When you spend abroad, you may do a quick conversion in your head and think of the cost as manageable. The gap often comes from the forex markup your card issuer adds on top of the exchange rate.
This is the cost at which the card issuer converts Indian rupees into foreign currency. It is known as forex markup. This small fee shapes your international travel budget.
Learn all about how to better prepare your finances in this blog.

What is forex markup and how it works
Forex markup is a small percentage that your credit card issuer adds as a margin against the base exchange rate when you make a transaction in foreign currency. The margin typically ranges between 1 to 3.5% based on the type of credit card and the issuer.
Every time you swipe your forex credit card or shop internationally, the amount gets converted into INR along with this markup. It is worked into the final charge, so you may not see it separately. Some card issuers, like IDFC FIRST Bank, offer low to zero forex markup credit cards that reduce or eliminate this charge entirely.
Where does forex markup add up quickly?
Forex markup applies to almost all transactions you carry out internationally. Some of the main categories include:
- Dynamic currency conversion
When you pay in INR instead of the local currency, it may feel convenient. But you incur a poorer exchange rate due to DCC, which makes your foreign transaction costlier.
- Travel spends
All your international travel expenses, like flights, hotels, dining, and local transit, incur a small markup. As they are recurring expenses throughout your travel, they can quickly add up the forex markup.
- International shopping
Besides the essentials, you may also want to indulge in local souvenirs, clothes, and accessories. They also attract forex markup. The same goes for shopping from global websites.
- Cross-currency spending
If you have a multi-currency card and it converts funds from one currency to another, you incur a higher forex markup due to a higher conversion rate.
- Cash withdrawals
Withdrawing cash abroad is not ideal because it attracts a cash advance fee, and you also pay for the forex markup on the converted amount.
- Regular expenses
If you plan to stay longer, your regular expenses like groceries, local subscriptions, and transport add up much faster, contributing to a higher forex markup.

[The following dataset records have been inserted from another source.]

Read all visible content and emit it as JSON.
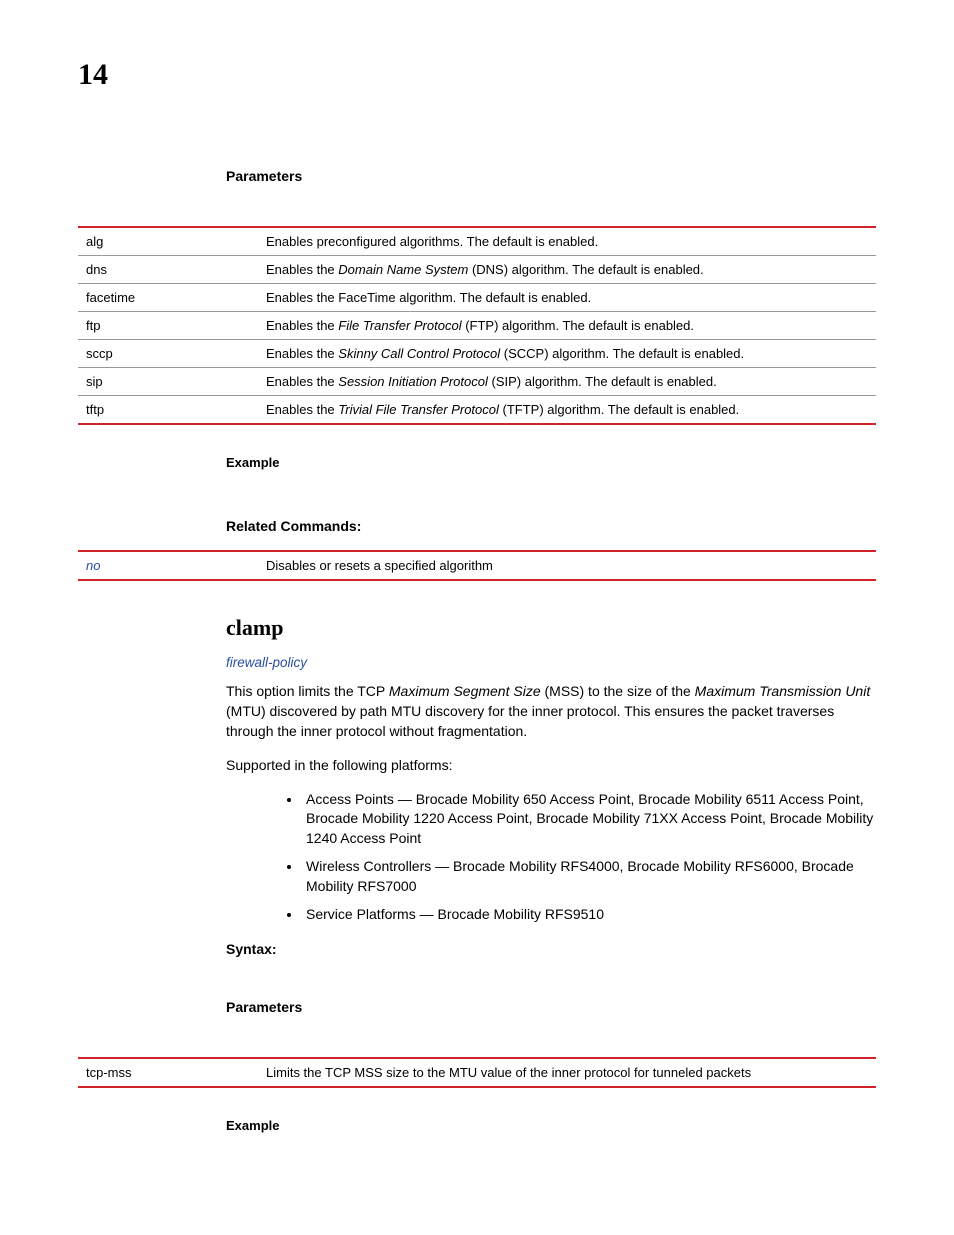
{
  "page_number": "14",
  "s1": {
    "parameters_label": "Parameters",
    "params": [
      {
        "k": "alg",
        "v": "Enables preconfigured algorithms. The default is enabled."
      },
      {
        "k": "dns",
        "v_pre": "Enables the ",
        "v_it": "Domain Name System",
        "v_post": " (DNS) algorithm. The default is enabled."
      },
      {
        "k": "facetime",
        "v": "Enables the FaceTime algorithm. The default is enabled."
      },
      {
        "k": "ftp",
        "v_pre": "Enables the ",
        "v_it": "File Transfer Protocol",
        "v_post": " (FTP) algorithm. The default is enabled."
      },
      {
        "k": "sccp",
        "v_pre": "Enables the ",
        "v_it": "Skinny Call Control Protocol",
        "v_post": " (SCCP) algorithm. The default is enabled."
      },
      {
        "k": "sip",
        "v_pre": "Enables the ",
        "v_it": "Session Initiation Protocol",
        "v_post": " (SIP) algorithm. The default is enabled."
      },
      {
        "k": "tftp",
        "v_pre": "Enables the ",
        "v_it": "Trivial File Transfer Protocol",
        "v_post": " (TFTP) algorithm. The default is enabled."
      }
    ],
    "example_label": "Example",
    "related_label": "Related Commands:",
    "related": {
      "k": "no",
      "v": "Disables or resets a specified algorithm"
    }
  },
  "s2": {
    "heading": "clamp",
    "link": "firewall-policy",
    "desc_parts": {
      "a": "This option limits the TCP ",
      "b": "Maximum Segment Size",
      "c": " (MSS) to the size of the ",
      "d": "Maximum Transmission Unit",
      "e": " (MTU) discovered by path MTU discovery for the inner protocol. This ensures the packet traverses through the inner protocol without fragmentation."
    },
    "supported_label": "Supported in the following platforms:",
    "bullets": [
      "Access Points — Brocade Mobility 650 Access Point, Brocade Mobility 6511 Access Point, Brocade Mobility 1220 Access Point, Brocade Mobility 71XX Access Point, Brocade Mobility 1240 Access Point",
      "Wireless Controllers — Brocade Mobility RFS4000, Brocade Mobility RFS6000, Brocade Mobility RFS7000",
      "Service Platforms — Brocade Mobility RFS9510"
    ],
    "syntax_label": "Syntax:",
    "parameters_label": "Parameters",
    "params": [
      {
        "k": "tcp-mss",
        "v": "Limits the TCP MSS size to the MTU value of the inner protocol for tunneled packets"
      }
    ],
    "example_label": "Example"
  }
}
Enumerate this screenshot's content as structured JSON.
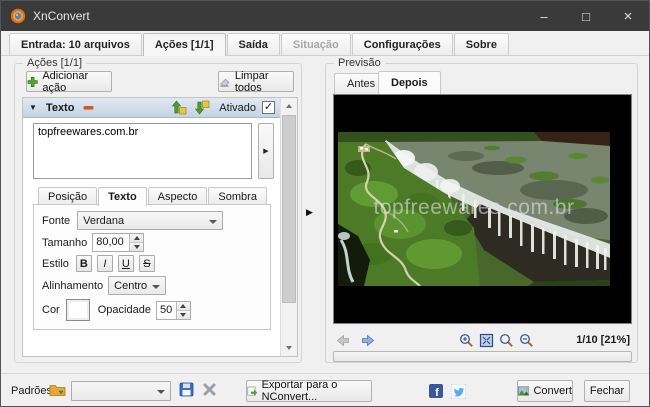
{
  "window": {
    "title": "XnConvert",
    "controls": {
      "minimize": "–",
      "maximize": "□",
      "close": "×"
    }
  },
  "tabs": [
    {
      "label": "Entrada: 10 arquivos",
      "state": "normal"
    },
    {
      "label": "Ações [1/1]",
      "state": "active"
    },
    {
      "label": "Saída",
      "state": "normal"
    },
    {
      "label": "Situação",
      "state": "disabled"
    },
    {
      "label": "Configurações",
      "state": "normal"
    },
    {
      "label": "Sobre",
      "state": "normal"
    }
  ],
  "actions": {
    "group_title": "Ações [1/1]",
    "add_label": "Adicionar ação",
    "clear_label": "Limpar todos",
    "item": {
      "collapse_glyph": "▼",
      "title": "Texto",
      "enabled_label": "Ativado",
      "check_glyph": "✓",
      "text": "topfreewares.com.br",
      "expand_glyph": "▶",
      "tabs": [
        "Posição",
        "Texto",
        "Aspecto",
        "Sombra"
      ],
      "form": {
        "font_label": "Fonte",
        "font_value": "Verdana",
        "size_label": "Tamanho",
        "size_value": "80,00",
        "style_label": "Estilo",
        "style_buttons": [
          "B",
          "I",
          "U",
          "S"
        ],
        "align_label": "Alinhamento",
        "align_value": "Centro",
        "color_label": "Cor",
        "opacity_label": "Opacidade",
        "opacity_value": "50"
      }
    }
  },
  "preview": {
    "group_title": "Previsão",
    "tab_before": "Antes",
    "tab_after": "Depois",
    "watermark": "topfreewares.com.br",
    "page_info": "1/10 [21%]"
  },
  "splitter_glyph": "▶",
  "bottom": {
    "presets_label": "Padrões:",
    "export_label": "Exportar para o NConvert...",
    "facebook_glyph": "f",
    "convert_label": "Convert",
    "close_label": "Fechar"
  },
  "colors": {
    "titlebar": "#3a3a3a",
    "action_header": "#c5d3e2",
    "watermark": "rgba(228,231,233,0.58)",
    "facebook": "#3b5998",
    "twitter_bird": "#55acee"
  }
}
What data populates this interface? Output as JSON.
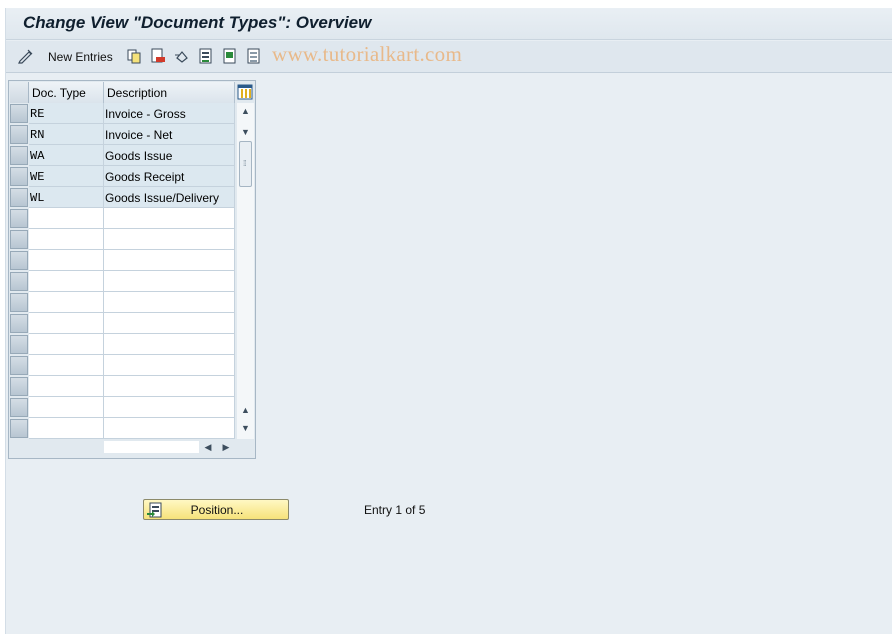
{
  "title": "Change View \"Document Types\": Overview",
  "toolbar": {
    "new_entries_label": "New Entries",
    "icons": [
      "edit-pencil-icon",
      "copy-icon",
      "delete-icon",
      "undo-icon",
      "select-all-icon",
      "select-block-icon",
      "deselect-all-icon"
    ]
  },
  "watermark": "www.tutorialkart.com",
  "table": {
    "columns": [
      "Doc. Type",
      "Description"
    ],
    "rows": [
      {
        "type": "RE",
        "desc": "Invoice - Gross"
      },
      {
        "type": "RN",
        "desc": "Invoice - Net"
      },
      {
        "type": "WA",
        "desc": "Goods Issue"
      },
      {
        "type": "WE",
        "desc": "Goods Receipt"
      },
      {
        "type": "WL",
        "desc": "Goods Issue/Delivery"
      }
    ],
    "empty_rows": 11
  },
  "position_button": {
    "label": "Position..."
  },
  "entry_status": "Entry 1 of 5",
  "colors": {
    "button_yellow": "#f6e27a",
    "background": "#e8eef3",
    "watermark": "#e8b98a"
  }
}
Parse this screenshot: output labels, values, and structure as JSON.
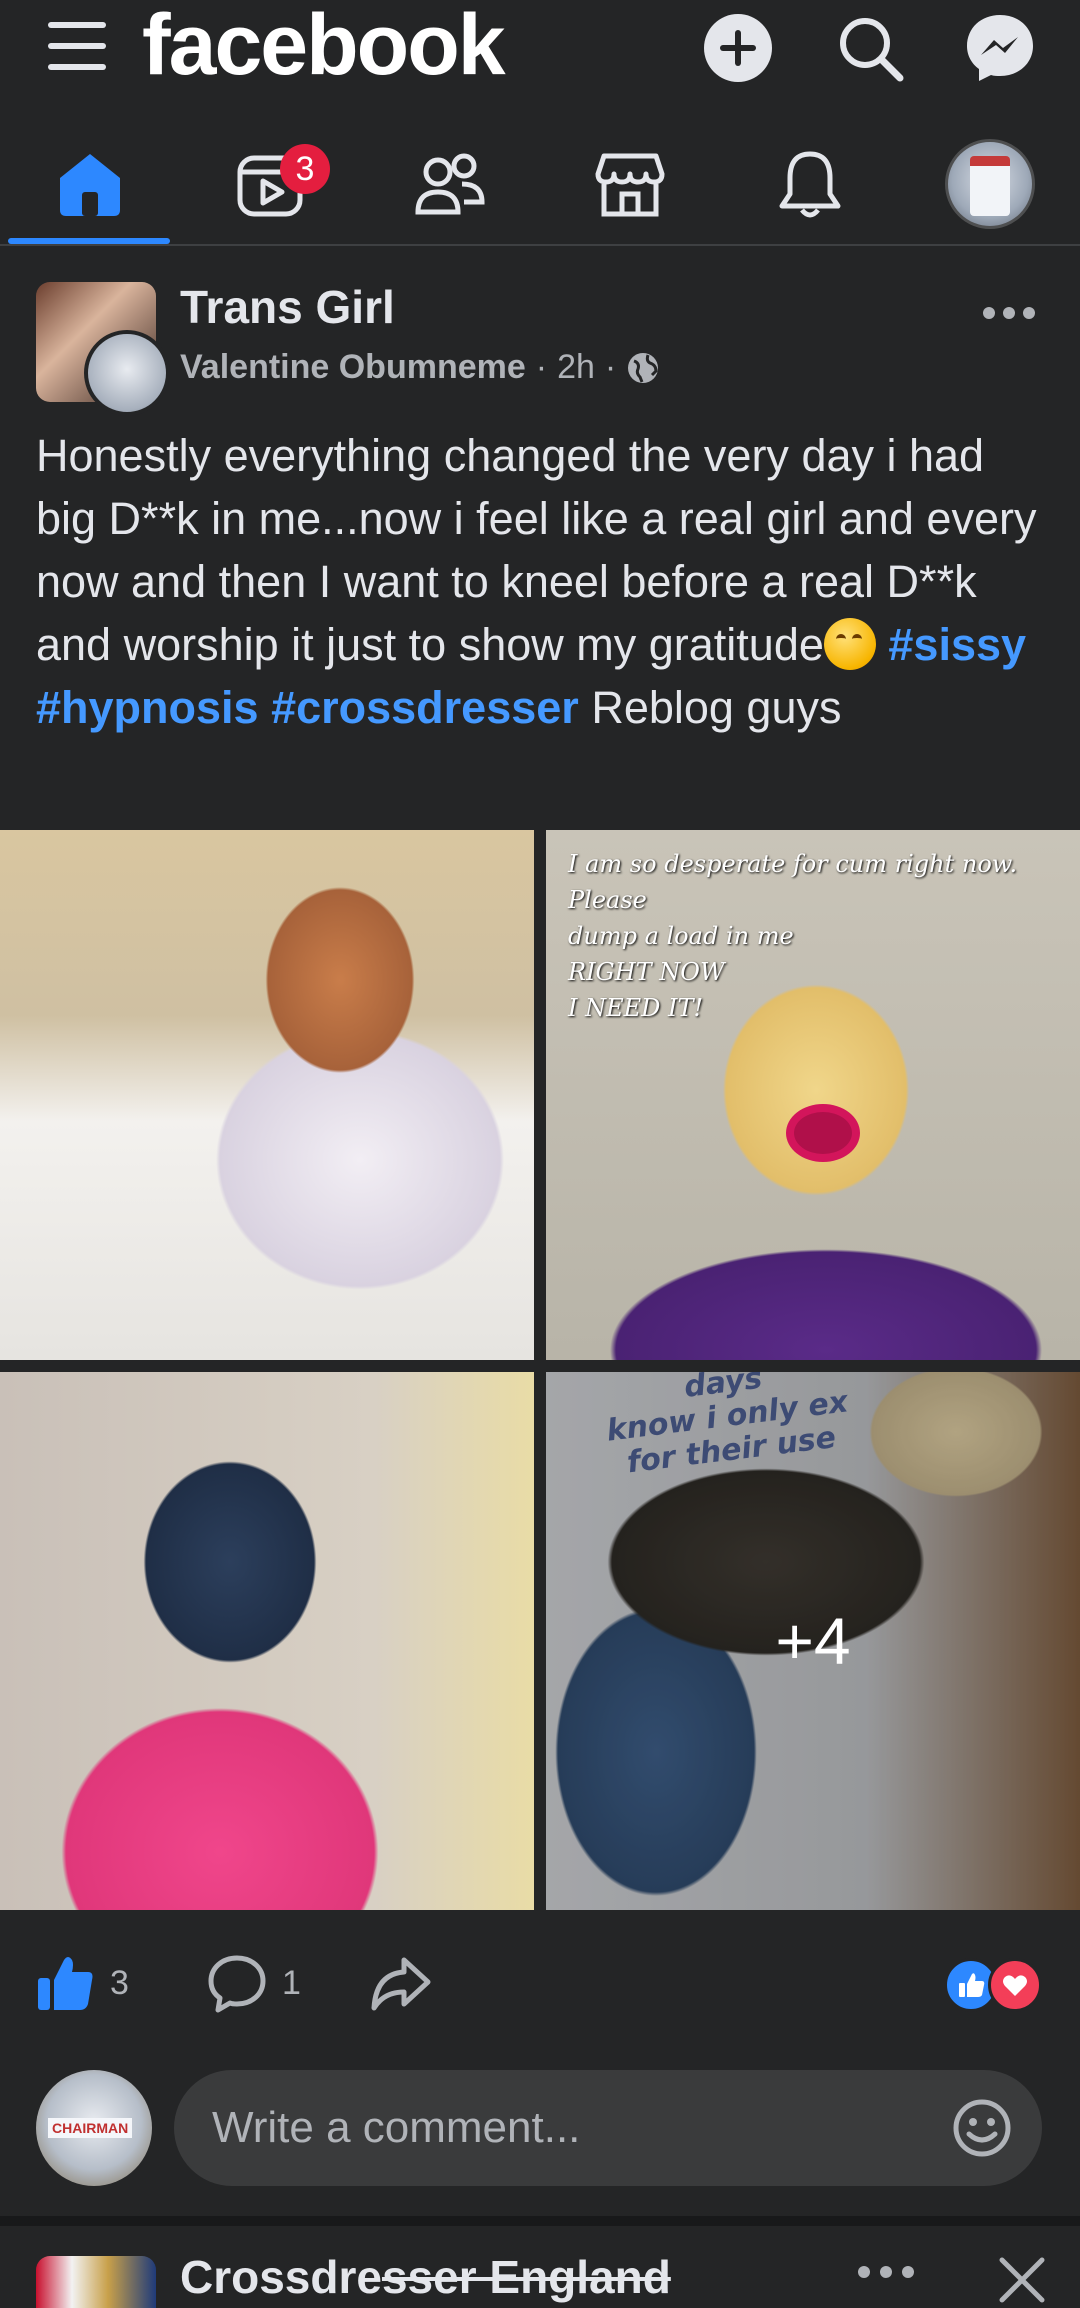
{
  "header": {
    "brand": "facebook",
    "icons": [
      "menu-icon",
      "create-plus-icon",
      "search-icon",
      "messenger-icon"
    ]
  },
  "nav": {
    "tabs": [
      {
        "name": "home",
        "icon": "home-icon",
        "active": true
      },
      {
        "name": "video",
        "icon": "video-icon",
        "badge": "3"
      },
      {
        "name": "friends",
        "icon": "friends-icon"
      },
      {
        "name": "marketplace",
        "icon": "marketplace-icon"
      },
      {
        "name": "notifications",
        "icon": "bell-icon"
      },
      {
        "name": "profile",
        "icon": "profile-avatar"
      }
    ],
    "video_badge": "3",
    "accent": "#2d88ff"
  },
  "post": {
    "group_name": "Trans Girl",
    "poster": "Valentine Obumneme",
    "time": "2h",
    "sep": "·",
    "text_main": "Honestly everything changed the very day i had big D**k in me...now i feel like a real girl and every now and then I want to kneel before a real D**k and worship it just to show my gratitude",
    "tags": [
      "#sissy",
      "#hypnosis",
      "#crossdresser"
    ],
    "text_tail": "Reblog guys",
    "photos": {
      "photo2_caption": "I am so desperate for cum right now.  Please\ndump a load in me\nRIGHT NOW\nI NEED IT!",
      "photo4_caption": "days\nknow i only ex\nfor their use",
      "more_count": "+4"
    },
    "reactions": {
      "likes": "3",
      "comments": "1",
      "like_color": "#2d88ff",
      "love_color": "#f33e58"
    },
    "comment_placeholder": "Write a comment..."
  },
  "next_post": {
    "title_plain": "Crossdre",
    "title_struck": "sser England"
  }
}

Smart ways to save on forex markup
Saving on forex markup does not require any drastic changes. You can make these mindful choices to gain more control:
- Always pay in local currency
When you opt to pay in a local currency, you avoid the hidden costs that come with DCC. Hence, you save on the forex margin significantly.
- Get a special travel credit card
Get a travel-focused forex credit card with zero markup, exclusive rewards on travel bookings, trip cancellation cover, complimentary lounge access, and other benefits.
- Avoid cash withdrawals
As noted, withdrawing cash using your credit card can prove expensive. So, reserve it as a last resort for unavoidable circumstances.
- Track your spending
Before you know it, the excitement of your trip can get to you and easily steer you away from the planned budget. To avoid this, track your spending through the card issuer’s app, like IDFC FIRST Bank’s tracking feature on the mobile banking app.
- Compare forex charges
Quickly check the forex markup before travelling so you can plan your non- credit card spending better. Even a 1-2% difference has a noticeable impact on your travel cost.
Final words
Forex markup may not come into your purview until you are done with your travel. But this crucial expense should form the forefront of your cost planning. Rather than budgeting for this charge, you can eliminate it entirely by choosing a zero forex credit card . It helps you spend without the worry of an added cost, and you also get exclusive travel and lifestyle benefits to enhance your overall usage experience. Many zero forex credit cards also earn reward points on major spending categories, adding value to both travel and everyday purchases.